Spinach & Artichoke Dip
Ingredients
- 4 large whole-wheat pitas
- 1⁄2 Tbsp butter
- 1 onion, finely chopped
- 3 cloves garlic, finely chopped
- 1 jar (12 oz) artichoke hearts in water, drained and chopped
- 1 box (16 oz) chopped frozen spinach, thawed
- 1 can (4 oz) roasted green chiles, drained and chopped
- 2 Tbsp olive oil mayonnaise
- 2 Tbsp whipped cream cheese (Whipped cream cheese has air beaten into it, making it lighter and easier to spread.)
- Juice of 1 lemon
- Salt and black pepper to taste
Directions
- Cut the pitas into 6 to 8 wedges each and separate the layers.
- Spread on 2 baking sheets and bake at 400°F for 5 minutes or until crisp.
- Heat the butter in a large skillet or sauté pan over medium heat.
- Add the onion and garlic and cook for 5 minutes or until softened.
- Add the artichokes, spinach, chiles, mayonnaise, cream cheese, and lemon juice.
- Cook, stirring often, for 5 minutes or until hot. Season with salt and pepper.
- Serve with the pita wedges
Oven-Roasted Shrimp Cocktail

Ingredients
- 1 lb raw shrimp, peeled and deveined
- 1 Tbsp olive oil
- 1⁄2 tsp Old Bay seasoning (optional)
- Salt and black pepper to taste
- 1⁄2 cup ketchup
- Juice of 1⁄2 lemon
- 1 Tbsp prepared horseradish
- 1 tsp sriracha or other hot sauce
Directions
- Preheat the oven to 400°F.
- On a baking sheet, toss the shrimp with the olive oil, Old Bay (if using), and salt and pepper. Bake for about 5 minutes, until the shrimp are pink and just firm.

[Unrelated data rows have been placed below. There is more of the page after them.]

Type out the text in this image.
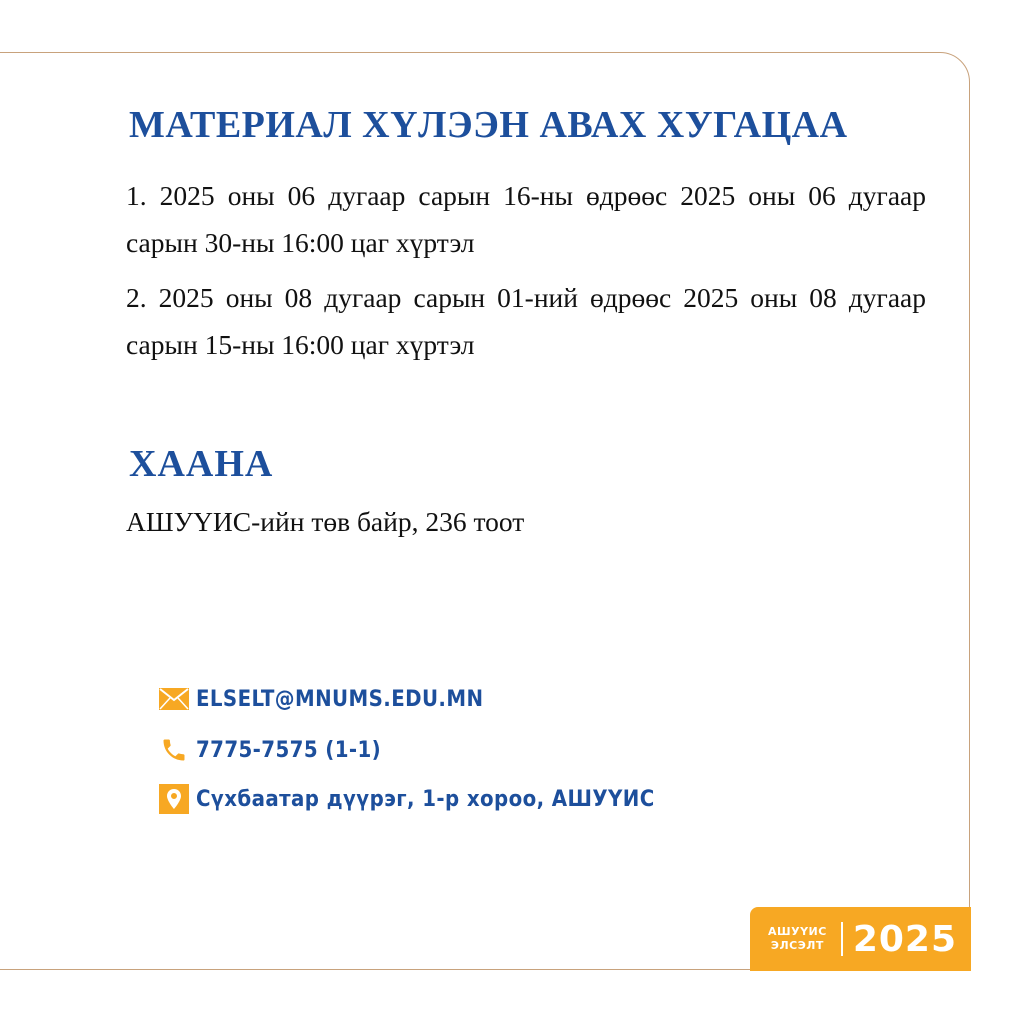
МАТЕРИАЛ ХҮЛЭЭН АВАХ ХУГАЦАА

1. 2025 оны 06 дугаар сарын 16-ны өдрөөс 2025 оны 06 дугаар сарын 30-ны 16:00 цаг хүртэл

2. 2025 оны 08 дугаар сарын 01-ний өдрөөс 2025 оны 08 дугаар сарын 15-ны 16:00 цаг хүртэл

ХААНА

АШУҮИС-ийн төв байр, 236 тоот

ELSELT@MNUMS.EDU.MN
7775-7575 (1-1)
Сүхбаатар дүүрэг, 1-р хороо, АШУҮИС
АШУҮИС
ЭЛСЭЛТ 2025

- While the shrimp cook, combine the ketchup, lemon juice, horseradish, and sriracha.
- Taste and adjust the spice level to your preference. Serve with the shrimp.
Tuna Burgers

Ingredients
- 1 lb fresh tuna
- 4 scallions, minced
- 1 tsp minced fresh ginger
- 1 Tbsp low-sodium soy sauce
- 1 tsp toasted sesame oil
- Canola oil, for grilling
- 2 Tbsp olive oil mayonnaise
- 1⁄2 Tbsp prepared wasabi (from powder or in premade paste)
- 4 whole-wheat sesame buns, split and lightly toasted
- 1 cup sliced cucumber, lightly salted
- 2 cups mixed baby greens
Directions
- Chop the tuna into 1⁄2″ cubes, then place in the freezer for 10 minutes to firm up (this will make grinding easier).

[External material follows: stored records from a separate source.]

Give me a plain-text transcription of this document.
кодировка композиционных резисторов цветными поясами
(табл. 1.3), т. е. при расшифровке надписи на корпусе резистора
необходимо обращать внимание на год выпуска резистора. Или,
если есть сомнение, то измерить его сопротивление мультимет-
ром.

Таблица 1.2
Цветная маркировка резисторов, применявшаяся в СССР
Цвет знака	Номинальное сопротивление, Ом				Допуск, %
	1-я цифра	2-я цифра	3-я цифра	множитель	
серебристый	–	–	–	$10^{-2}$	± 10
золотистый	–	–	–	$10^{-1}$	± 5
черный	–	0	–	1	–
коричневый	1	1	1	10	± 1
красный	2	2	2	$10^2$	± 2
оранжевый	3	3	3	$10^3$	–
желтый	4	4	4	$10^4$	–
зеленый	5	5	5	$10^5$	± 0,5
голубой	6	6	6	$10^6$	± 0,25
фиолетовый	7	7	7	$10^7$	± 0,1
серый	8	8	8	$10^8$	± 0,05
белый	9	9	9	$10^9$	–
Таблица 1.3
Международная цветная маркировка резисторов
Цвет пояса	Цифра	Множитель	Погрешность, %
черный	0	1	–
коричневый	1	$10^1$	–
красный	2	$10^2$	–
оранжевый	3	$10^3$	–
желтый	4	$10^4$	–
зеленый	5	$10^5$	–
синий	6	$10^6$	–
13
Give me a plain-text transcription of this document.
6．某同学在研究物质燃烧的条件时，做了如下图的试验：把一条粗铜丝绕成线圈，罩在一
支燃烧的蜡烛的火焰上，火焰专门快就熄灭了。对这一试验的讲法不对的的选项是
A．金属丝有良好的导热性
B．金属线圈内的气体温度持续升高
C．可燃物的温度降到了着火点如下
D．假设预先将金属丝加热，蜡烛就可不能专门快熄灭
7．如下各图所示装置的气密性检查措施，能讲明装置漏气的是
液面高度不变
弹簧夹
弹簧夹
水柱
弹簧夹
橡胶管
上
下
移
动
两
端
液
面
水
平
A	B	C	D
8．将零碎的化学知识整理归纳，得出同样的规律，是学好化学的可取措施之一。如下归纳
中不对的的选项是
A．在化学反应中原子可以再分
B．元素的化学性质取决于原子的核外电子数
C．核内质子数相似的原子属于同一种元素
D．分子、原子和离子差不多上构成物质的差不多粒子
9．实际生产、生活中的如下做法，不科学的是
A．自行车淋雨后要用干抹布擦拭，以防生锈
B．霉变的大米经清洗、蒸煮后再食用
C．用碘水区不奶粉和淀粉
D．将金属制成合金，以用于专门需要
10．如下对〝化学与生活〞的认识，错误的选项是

- Working in batches if necessary, pulse the tuna in a food processor to the consistency of ground beef. (Be sure not to overdo it; you only want to pulse it enough so that you can form patties.)
- Transfer to a mixing bowl, and mix in the scallions, ginger, soy sauce, and sesame oil. Form into four equal patties.

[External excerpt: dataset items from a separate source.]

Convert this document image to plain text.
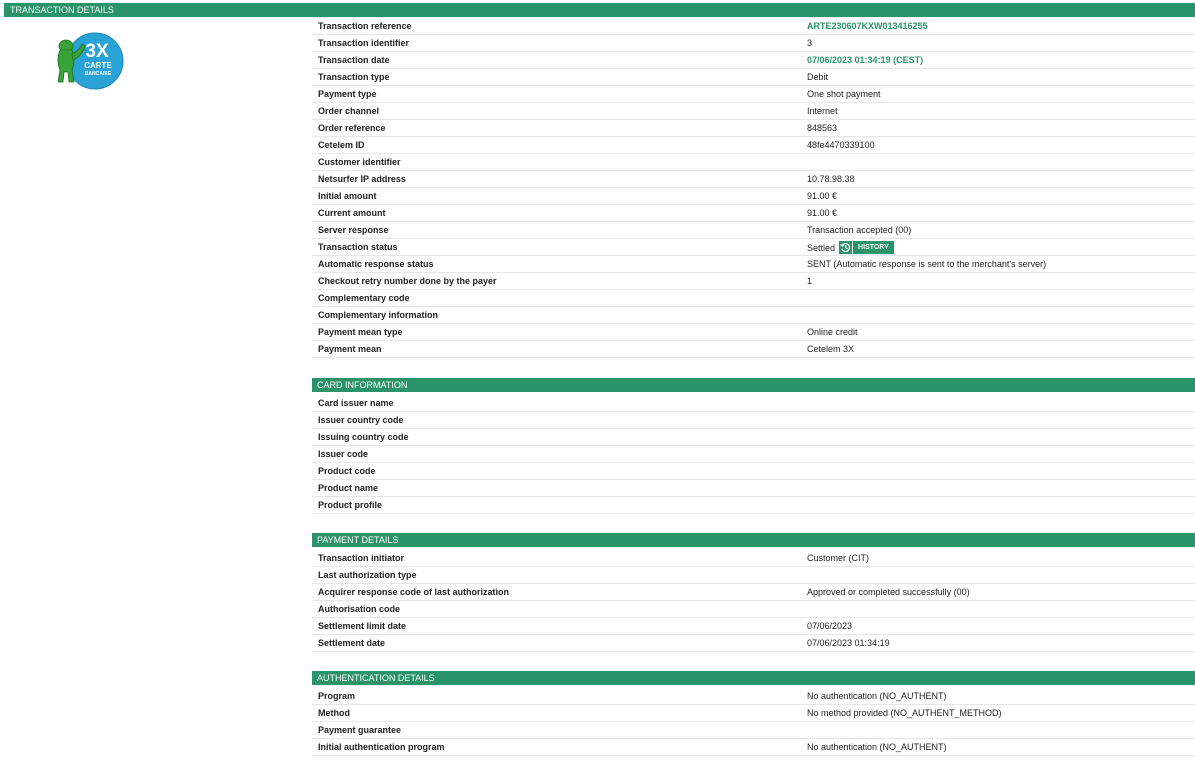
TRANSACTION DETAILS
3X
CARTE
BANCAIRE
Transaction reference	ARTE230607KXW013416255
Transaction identifier	3
Transaction date	07/06/2023 01:34:19 (CEST)
Transaction type	Debit
Payment type	One shot payment
Order channel	Internet
Order reference	848563
Cetelem ID	48fe4470339100
Customer identifier
Netsurfer IP address	10.78.98.38
Initial amount	91.00 €
Current amount	91.00 €
Server response	Transaction accepted (00)
Transaction status	Settled	HISTORY
Automatic response status	SENT (Automatic response is sent to the merchant's server)
Checkout retry number done by the payer	1
Complementary code
Complementary information
Payment mean type	Online credit
Payment mean	Cetelem 3X
CARD INFORMATION
Card issuer name
Issuer country code
Issuing country code
Issuer code
Product code
Product name
Product profile
PAYMENT DETAILS
Transaction initiator	Customer (CIT)
Last authorization type
Acquirer response code of last authorization	Approved or completed successfully (00)
Authorisation code
Settlement limit date	07/06/2023
Settlement date	07/06/2023 01:34:19
AUTHENTICATION DETAILS
Program	No authentication (NO_AUTHENT)
Method	No method provided (NO_AUTHENT_METHOD)
Payment guarantee
Initial authentication program	No authentication (NO_AUTHENT)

- Place in the fridge for at least 10 minutes before grilling to firm up.
- Preheat a well-oiled grill or grill pan.
- When hot, add the patties and cook for 2 to 3 minutes a side until browned on the outside, but still medium-rare in the center.
- Flip and handle carefully, as these burgers are more delicate than beef burgers.
- Mix the mayo with the wasabi, then spread evenly onto the bun tops.
- Line the bottoms with cucumber and greens, top with the burgers, then crown with the bun tops.